The ties that are received are 25 years old. They are being replaced by the railroads. Some of the ties are sold to retailers for residential uses such as landscape timbers. The remaining ties have their metal removed and are ground/chipped into fuel. The majority of the creosote has dissipated. For example, in the state of North Carolina each tie is considered 94 percent renewable with only six percent of the original creosote remaining. What little creosote remains is destroyed in the combustion process under the extreme heat that is generated.

•Can you explain how toxins are controlled in your burn process? What is done to limit harmful emissions and how are emissions tested? The EPD lists VOCs as increasing roughly four-fold after the modifications in the permit (which include the creosote railroad ties). Do you see this as accurate?

The fuel in the furnace is combusted under extreme heat which destroy most if not all contaminants. The plant has been permitted under the most recent EPA regulations, etc. and the facility by permit must follow section 112 of the Clean Air Act. This is commonly called HAPs or hazardous air pollutants. This is a list of toxic air pollutants that are known to cause cancer and have other serious health impacts and the plant is tightly regulated in regards to these within the GA EPD issued air permit.

•Residents in the area have said they smell smoke and they voice serious concerns over the effect on their health? What would you like to say to those who are concerned about how the plant might affect their health?

During start up and commissioning many systems etc. are being tuned and tested. We are not certain if this caused the smell that you describe but once commercial steady state operation is underway there should be no smells or other health-related concerns from the facility. The EPD regulates this per the CEMS system mentioned earlier.

•Can you address the noise from the plant? Residents around the facility say it’s a nuisance. Are there any plans for noise mitigation? Can you explain why sometimes it’s louder than other times?

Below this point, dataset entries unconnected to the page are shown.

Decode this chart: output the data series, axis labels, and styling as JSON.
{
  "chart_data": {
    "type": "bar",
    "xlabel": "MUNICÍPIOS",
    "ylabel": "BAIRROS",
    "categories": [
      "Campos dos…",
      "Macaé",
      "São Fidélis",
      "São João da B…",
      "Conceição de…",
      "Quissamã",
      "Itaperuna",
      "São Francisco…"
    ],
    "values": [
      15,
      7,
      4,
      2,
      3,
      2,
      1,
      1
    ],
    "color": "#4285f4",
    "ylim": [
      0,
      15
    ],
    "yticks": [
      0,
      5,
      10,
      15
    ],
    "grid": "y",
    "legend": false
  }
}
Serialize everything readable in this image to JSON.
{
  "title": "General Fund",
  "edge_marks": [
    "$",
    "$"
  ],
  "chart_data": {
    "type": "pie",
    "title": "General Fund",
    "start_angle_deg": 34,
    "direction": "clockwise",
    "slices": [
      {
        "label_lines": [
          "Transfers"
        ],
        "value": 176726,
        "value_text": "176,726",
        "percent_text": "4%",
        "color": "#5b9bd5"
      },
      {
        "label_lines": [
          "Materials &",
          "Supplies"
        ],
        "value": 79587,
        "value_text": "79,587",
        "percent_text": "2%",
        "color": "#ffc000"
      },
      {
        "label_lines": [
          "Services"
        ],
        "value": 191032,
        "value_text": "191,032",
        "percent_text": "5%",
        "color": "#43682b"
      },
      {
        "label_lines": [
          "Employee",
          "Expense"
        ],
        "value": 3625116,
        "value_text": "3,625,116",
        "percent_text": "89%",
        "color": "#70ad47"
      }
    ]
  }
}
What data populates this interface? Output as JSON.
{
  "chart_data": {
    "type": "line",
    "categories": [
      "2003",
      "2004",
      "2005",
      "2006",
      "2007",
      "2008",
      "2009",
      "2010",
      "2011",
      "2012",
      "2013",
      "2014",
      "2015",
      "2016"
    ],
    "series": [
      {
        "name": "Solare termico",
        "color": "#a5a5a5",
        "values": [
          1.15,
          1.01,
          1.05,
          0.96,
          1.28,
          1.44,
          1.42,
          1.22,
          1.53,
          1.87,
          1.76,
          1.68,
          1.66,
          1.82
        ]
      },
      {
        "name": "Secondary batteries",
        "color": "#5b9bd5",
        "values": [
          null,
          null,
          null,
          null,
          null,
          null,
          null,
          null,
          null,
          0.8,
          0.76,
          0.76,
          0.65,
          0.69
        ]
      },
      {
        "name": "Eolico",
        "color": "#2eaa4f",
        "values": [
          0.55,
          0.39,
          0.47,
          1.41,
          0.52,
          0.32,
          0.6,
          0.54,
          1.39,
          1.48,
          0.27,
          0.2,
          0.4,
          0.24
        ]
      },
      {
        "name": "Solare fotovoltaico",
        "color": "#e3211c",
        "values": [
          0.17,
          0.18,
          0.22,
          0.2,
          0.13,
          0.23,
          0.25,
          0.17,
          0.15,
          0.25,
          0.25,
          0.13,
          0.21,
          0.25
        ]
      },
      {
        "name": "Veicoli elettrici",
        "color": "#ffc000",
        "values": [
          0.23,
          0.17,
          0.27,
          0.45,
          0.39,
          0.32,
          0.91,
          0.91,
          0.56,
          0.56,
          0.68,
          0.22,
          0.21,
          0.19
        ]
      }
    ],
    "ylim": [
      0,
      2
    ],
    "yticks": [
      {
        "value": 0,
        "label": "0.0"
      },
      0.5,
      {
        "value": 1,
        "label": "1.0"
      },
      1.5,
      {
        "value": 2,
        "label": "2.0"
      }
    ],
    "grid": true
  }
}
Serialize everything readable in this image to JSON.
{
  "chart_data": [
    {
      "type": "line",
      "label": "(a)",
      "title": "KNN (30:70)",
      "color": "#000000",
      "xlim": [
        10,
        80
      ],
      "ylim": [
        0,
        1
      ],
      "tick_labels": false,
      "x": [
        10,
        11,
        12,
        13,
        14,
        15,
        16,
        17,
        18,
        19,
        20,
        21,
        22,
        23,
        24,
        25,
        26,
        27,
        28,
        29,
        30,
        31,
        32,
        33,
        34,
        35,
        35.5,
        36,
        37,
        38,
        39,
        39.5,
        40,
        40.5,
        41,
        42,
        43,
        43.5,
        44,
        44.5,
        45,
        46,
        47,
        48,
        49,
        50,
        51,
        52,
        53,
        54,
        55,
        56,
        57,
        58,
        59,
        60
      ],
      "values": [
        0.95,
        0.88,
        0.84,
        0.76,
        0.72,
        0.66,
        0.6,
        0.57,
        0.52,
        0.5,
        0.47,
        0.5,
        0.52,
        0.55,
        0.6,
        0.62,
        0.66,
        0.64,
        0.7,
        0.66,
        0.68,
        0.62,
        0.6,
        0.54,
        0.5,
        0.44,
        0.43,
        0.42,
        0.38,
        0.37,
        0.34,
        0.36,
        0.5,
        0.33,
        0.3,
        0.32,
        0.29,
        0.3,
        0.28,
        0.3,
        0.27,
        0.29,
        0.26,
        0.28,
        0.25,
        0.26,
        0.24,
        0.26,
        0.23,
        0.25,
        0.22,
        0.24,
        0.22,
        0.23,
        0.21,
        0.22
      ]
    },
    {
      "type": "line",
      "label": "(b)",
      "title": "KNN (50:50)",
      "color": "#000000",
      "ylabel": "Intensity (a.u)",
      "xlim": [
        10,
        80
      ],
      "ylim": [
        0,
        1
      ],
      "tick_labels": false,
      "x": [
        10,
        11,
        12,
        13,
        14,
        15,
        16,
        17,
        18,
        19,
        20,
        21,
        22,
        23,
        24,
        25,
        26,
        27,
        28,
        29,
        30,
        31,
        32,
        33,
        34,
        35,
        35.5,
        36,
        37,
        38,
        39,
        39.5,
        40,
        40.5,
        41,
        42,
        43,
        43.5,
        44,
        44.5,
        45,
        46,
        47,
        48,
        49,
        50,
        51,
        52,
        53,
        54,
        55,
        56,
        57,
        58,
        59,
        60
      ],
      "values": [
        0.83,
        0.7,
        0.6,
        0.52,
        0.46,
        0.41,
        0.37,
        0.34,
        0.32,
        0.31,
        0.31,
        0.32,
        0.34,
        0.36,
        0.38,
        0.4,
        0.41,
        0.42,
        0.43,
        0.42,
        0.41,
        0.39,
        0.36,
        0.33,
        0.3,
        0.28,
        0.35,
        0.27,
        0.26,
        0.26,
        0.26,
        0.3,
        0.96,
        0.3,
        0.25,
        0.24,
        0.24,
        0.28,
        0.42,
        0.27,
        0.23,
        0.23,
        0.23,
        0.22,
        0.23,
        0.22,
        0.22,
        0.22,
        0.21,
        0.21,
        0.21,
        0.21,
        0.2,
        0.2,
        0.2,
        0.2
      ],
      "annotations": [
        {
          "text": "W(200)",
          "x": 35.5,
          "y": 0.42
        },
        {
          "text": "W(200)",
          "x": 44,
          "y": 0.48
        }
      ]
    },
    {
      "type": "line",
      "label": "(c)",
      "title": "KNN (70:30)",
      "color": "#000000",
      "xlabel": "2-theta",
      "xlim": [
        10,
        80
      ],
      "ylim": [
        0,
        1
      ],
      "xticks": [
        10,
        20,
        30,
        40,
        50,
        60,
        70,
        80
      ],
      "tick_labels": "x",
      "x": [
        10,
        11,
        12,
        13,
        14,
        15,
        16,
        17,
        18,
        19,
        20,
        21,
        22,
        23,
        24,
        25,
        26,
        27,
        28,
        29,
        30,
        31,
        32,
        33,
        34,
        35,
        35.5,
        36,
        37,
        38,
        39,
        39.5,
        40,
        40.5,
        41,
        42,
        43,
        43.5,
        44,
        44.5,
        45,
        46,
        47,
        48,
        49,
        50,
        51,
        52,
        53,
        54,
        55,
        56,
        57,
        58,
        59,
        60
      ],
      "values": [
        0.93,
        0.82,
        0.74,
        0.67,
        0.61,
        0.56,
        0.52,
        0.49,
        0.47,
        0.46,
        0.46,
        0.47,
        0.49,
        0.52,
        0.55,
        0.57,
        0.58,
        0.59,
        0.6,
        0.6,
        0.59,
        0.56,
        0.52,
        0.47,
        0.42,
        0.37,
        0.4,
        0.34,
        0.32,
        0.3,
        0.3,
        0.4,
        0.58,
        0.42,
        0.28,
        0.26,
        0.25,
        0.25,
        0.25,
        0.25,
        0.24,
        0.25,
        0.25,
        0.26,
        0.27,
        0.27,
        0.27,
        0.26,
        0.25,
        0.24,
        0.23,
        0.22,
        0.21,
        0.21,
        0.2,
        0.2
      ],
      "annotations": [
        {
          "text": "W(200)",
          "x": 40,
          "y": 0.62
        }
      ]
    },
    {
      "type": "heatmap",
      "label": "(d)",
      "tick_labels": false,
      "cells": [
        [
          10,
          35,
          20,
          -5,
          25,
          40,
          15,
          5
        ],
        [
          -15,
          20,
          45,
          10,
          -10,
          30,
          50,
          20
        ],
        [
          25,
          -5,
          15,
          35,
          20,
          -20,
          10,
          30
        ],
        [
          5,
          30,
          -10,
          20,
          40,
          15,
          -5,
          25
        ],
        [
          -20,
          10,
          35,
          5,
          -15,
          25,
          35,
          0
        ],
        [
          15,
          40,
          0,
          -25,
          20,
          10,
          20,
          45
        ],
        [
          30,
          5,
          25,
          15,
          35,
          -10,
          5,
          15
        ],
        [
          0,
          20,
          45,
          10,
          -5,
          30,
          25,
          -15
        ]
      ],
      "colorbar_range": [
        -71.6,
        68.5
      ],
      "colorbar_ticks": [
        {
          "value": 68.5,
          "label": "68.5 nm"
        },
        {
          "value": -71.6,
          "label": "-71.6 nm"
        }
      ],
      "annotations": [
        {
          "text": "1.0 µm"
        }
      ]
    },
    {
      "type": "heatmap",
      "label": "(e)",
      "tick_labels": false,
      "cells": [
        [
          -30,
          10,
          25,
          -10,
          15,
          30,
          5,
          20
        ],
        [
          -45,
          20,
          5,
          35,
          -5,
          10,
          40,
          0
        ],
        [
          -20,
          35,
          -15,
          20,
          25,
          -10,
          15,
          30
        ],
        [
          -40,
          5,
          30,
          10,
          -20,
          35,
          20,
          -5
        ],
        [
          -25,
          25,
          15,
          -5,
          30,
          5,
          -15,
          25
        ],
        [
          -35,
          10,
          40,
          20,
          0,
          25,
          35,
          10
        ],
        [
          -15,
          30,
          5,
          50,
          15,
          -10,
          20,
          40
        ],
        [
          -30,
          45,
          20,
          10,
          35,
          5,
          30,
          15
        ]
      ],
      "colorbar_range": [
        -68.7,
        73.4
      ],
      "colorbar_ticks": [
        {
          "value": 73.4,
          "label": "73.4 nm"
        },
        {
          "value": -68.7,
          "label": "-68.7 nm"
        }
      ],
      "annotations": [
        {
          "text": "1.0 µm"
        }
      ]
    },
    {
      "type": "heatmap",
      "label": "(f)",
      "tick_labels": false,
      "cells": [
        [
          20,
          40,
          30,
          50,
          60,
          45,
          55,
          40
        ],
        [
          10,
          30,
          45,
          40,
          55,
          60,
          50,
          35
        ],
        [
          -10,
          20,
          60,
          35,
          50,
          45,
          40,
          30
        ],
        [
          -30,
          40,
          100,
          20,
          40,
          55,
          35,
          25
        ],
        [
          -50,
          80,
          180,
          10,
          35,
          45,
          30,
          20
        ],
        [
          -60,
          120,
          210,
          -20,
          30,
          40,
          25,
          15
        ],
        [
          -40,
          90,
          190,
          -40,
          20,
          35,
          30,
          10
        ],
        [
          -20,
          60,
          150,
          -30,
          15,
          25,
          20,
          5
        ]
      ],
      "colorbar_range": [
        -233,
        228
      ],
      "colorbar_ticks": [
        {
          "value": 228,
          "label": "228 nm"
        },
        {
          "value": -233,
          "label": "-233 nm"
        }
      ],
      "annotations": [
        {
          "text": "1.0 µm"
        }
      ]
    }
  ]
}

During start up and commissioning the plant has been louder at times than it normally will be. This was particularly the case when the plant was performing steam blows and when placing the turbine online. We apologize for the inconvenience of this. A far field sound survey is going to be performed on the plant perimeter and if readings are unacceptable then noise remediation efforts will be made. Early indications show that the plant is compliant with all local, state and federal regulations. However, GRP understands the importance to the community and will address any single point of excessive noise if it is being created within the facility.

•Do you have anything else you would like Madison County residents to know about the GRP facility?

Georgia Renewable Power and Veolia Energy are proud of these facilities. Both the Madison and Franklin plants will be a source of clean, renewable energy for years to come while providing stable employment and very good jobs and careers to local residents. While we fully support other forms of renewable energy such as wind and solar, it is important to note that both of these plants will produce much-needed clean electric power continuously — even when the wind is not blowing and the sun is not shining. At the same time as we proceed with taking over these plants from start up we plan on being good neighbors who care about and contribute to the communities that have placed their trust in us. We plan on being a part of community events and being a valued partner with our neighbors and various community agencies etc. To help keep our neighbors informed once the plants are out of start up and commissioning we plan on holding community open houses at both facilities. In the meantime, we would like to thank our neighbors and surrounding communities for their patience as we bring these two highly efficient, environmentally compliant and world-class facilities online.